Self-styled chief justice of Kashmir sharia court Mufti Bashiruddin, also mufti azam (grand priest), on Thursday toned down his language after his earlier fatwa (decree) against four pastors for converting Muslims allegedly through monetary allurement.
"I urge all those who disagree with the expulsion of wrong-doers for their misdeeds to suggest what else could be done in the circumstances, keeping in view larger interests of the faith, peace and order in the state," said the joint statement issued by the grand mufti and his son Nasirul Islam, who is deputy mufti of the sharia court.
Hardline Hurriyat chairman Syed Ali Shah Geelani and civil society members censured the Sharia court's decree banning entry of Christian pastors into Kashmir recently, terming it "wrong move" and questioned the functioning of sharia court. "It was agonising to see boys and girls being converted to Christianity by unethical allurements and immoral inducements...Everyone has a right to criticise any individual or his actions but one cannot do so if such criticism encourages blasphemy and irreverent references to prophet Muhammad," said Islam.

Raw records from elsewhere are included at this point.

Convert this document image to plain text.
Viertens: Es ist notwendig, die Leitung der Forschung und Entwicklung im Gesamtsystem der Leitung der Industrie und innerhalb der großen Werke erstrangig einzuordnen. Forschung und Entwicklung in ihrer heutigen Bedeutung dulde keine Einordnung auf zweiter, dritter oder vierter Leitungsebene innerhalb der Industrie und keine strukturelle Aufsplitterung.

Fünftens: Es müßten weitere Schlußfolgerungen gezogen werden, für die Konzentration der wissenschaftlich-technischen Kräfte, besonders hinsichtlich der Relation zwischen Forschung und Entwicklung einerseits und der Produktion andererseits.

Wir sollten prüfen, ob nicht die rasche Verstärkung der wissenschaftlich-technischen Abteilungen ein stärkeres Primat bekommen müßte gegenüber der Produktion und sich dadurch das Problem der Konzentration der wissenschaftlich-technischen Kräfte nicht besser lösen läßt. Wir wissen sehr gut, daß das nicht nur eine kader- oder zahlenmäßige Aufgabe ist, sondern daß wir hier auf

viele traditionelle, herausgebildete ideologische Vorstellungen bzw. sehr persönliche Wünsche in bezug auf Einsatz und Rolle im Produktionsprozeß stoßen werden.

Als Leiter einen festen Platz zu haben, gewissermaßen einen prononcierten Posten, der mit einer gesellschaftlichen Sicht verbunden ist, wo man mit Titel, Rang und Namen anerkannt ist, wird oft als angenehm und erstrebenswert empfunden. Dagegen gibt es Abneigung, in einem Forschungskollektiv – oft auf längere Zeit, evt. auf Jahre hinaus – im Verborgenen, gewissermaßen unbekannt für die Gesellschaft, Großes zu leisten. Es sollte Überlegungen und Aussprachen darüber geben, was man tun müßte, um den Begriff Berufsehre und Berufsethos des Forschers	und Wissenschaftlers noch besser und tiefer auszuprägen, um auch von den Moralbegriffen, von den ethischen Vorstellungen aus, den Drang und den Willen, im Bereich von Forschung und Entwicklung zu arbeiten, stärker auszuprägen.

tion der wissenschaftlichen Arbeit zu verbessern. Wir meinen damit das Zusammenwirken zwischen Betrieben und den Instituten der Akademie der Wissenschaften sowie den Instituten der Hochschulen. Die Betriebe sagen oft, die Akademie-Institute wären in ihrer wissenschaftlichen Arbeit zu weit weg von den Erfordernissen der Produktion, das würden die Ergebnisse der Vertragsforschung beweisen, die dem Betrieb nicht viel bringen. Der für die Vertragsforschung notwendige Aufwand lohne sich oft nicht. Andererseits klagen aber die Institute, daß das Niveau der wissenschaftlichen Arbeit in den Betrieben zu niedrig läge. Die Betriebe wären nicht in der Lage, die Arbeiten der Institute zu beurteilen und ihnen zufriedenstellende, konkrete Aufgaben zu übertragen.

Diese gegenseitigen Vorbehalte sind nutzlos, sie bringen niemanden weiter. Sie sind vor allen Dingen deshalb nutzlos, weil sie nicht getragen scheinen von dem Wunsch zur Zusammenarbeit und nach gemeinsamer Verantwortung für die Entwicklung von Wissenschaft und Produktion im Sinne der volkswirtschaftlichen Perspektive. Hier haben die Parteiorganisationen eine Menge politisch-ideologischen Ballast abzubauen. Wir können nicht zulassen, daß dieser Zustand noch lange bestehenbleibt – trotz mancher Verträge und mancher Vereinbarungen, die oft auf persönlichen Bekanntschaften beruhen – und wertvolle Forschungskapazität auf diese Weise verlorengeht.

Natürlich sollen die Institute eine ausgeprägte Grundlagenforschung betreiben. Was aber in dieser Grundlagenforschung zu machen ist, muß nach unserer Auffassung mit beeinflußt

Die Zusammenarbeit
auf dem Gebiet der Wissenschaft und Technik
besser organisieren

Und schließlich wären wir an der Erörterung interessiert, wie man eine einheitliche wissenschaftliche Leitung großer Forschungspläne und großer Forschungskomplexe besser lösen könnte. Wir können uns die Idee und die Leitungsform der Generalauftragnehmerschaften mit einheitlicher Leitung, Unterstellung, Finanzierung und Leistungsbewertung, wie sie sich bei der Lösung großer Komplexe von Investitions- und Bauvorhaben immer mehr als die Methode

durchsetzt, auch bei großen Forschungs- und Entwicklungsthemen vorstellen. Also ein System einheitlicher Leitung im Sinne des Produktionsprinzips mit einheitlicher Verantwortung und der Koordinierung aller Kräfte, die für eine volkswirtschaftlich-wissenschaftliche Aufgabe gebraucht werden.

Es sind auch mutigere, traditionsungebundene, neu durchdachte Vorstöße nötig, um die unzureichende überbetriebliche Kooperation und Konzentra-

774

Bashiruddin, however, is not happy with the media reportage. "A series of sensational stories in print media compel me to rebut and refute allegations made by some unknown individuals of the so-called civil society. What is unfortunate and intriguing is that such statements are coming from some members of the community, who profess Islam as their faith," he said.
The self-styled Sharia court head, however, clarified that it did not impose any ban on functioning of missionary schools. "These schools have contributed a lot to spread education in the state. It is only the wrong-doers who have been identified for action. The need of hour is to constantly monitor their conduct and activities," said the statement.
In an attempt to strike a chord with the common man on the street, the statement said "In no way we undermine or underestimate the sacrifices made by the people, especially the youth over the years. His stand needs no endorsement by any individual, political party or the state administration," it said.
The statement came in response to Geelani's accusation that the mufti has been silent on human rights abuses issues and the Kashmir problem in the past.
The court, however, did not take back its earlier fatwa against the four pastors.